Ami, entends-tu les cris sourds du pays qu’on enchaîne?
Ohé ! Partisans, Ouvriers et Paysans, c’est l’alarme !
Ce soir l’ennemi connaîtra le prix du sang et des larmes… »
Refuge pour ceux qui, en 1940, ont entendu ” l’Appel du 18 Juin ” lancé depuis Londres par le Général de Gaulle, La Chapelle est emportée dans la tourmente de la lutte clandestine, dès Janvier 1943. Comme dans tous les points stratégiques, de la ” Citadelle Naturelle du Vercors ” la Résistance s’organise. Les “Combattants de l’Ombre” maquisards venus d’ailleurs et Chapelains exécutent les ordres du ” Plan Montagnards”, en liaison radio avec Londres et Alger.
Pour La Chapelle, l’année terrible sera 1944. C’est d’abord, en Avril, une incursion de la Milice; puis 3 mois après commencera la lente agonie d’un village traqué de toutes parts. A partir du 12 Juillet, le territoire est bombardé et mitraillé sans relâche par les avions de la Luftwaffe basés sur l’aérodrome de Valence-Chabeuil. Bombes explosives et bombes incendiaires détruisent environ le quart des maisons. Les habitants terrorisés se cachent dans la forêt.
Le 25 Juillet, venant de Vassieux où ils avaient été aéroportés, des éléments de choc de la Waffen SS arrivent à La Chapelle qui va vivre des heures hallucinantes. La journée de traque est suivie d’une longue, très longue nuit pour la partie de la population enfermée dans le bâtiment de l’école étroitement gardé par les combattants nazis. Nuit d’apocalypse qui s’écoule lentement à la lueur des flammes jaillissant de l’immense brasier du village incendié. Nuit rythmée par le crépitement lancinant d’un mitraillage répétitif…

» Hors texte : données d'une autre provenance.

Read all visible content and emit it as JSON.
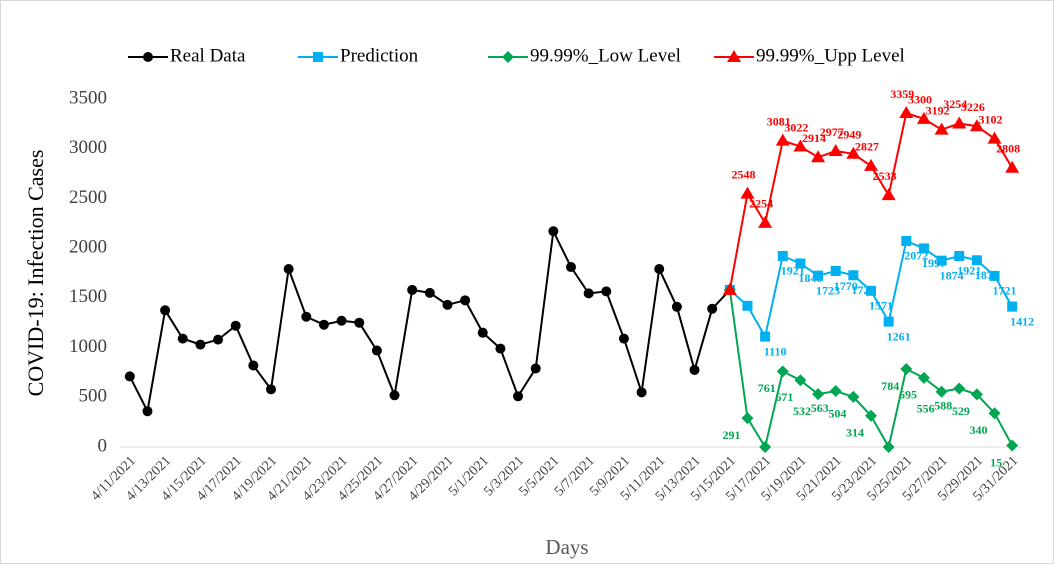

Puis vient l’aube tragique qui découvre les corps de seize otages abattus dans la cour de la ferme Albert… Une commune à feu et à sang, des maisons qui ne sont plus que cendres et murs calcinés. Mais surtout, la stupeur muette devant la mort brutale de trente deux habitants âgés de 5 à 82 ans… Les dernières victimes du massacre seront, le 7 Août 1945 cinq enfants du hameau de Gagnaire arrachés à leurs jeux par l’explosion d’une grenade ” abandonnée” là, par des combattants que hantait déjà le spectre de la défaite. Pour les survivants déchirés entre amertume et désarroi, la vie s’écoule pesamment jusqu’au 15 Août, date à laquelle l’annonce du débarquement allié en Provence, fait s’enfuir les troupes d’occupation.

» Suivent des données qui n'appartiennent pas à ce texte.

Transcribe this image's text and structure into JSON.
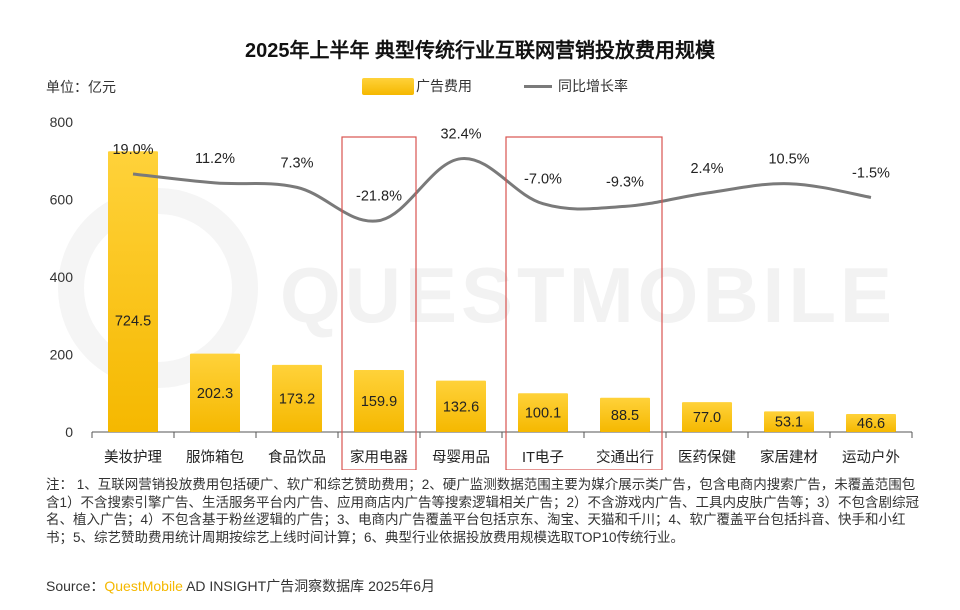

Dans un premier temps, réfugiés dans des abris de fortune, les sinistrés logeront ensuite pendant six années dans des baraquements, où l’eau gèle dans les cruches et où les meubles octroyés par le Secours National, doivent être protégés par des toiles imperméables dans la mesure où le papier goudronné qui recouvre les toitures résiste mal aux intempéries.
Enfin, le 28 Juin 1948, en présence du Préfet, a lieu la cérémonie officielle de la ” Pose de la Première Pierre” du village à reconstruire. C’est l’ingénieur en Chef Albert Pietri, qui supervise les travaux des 9 architectes en charge de la reconstruction. Et dès l’année 1950, des habitants abandonnent les logements provisoires pour emménager dans leurs maisons neuves.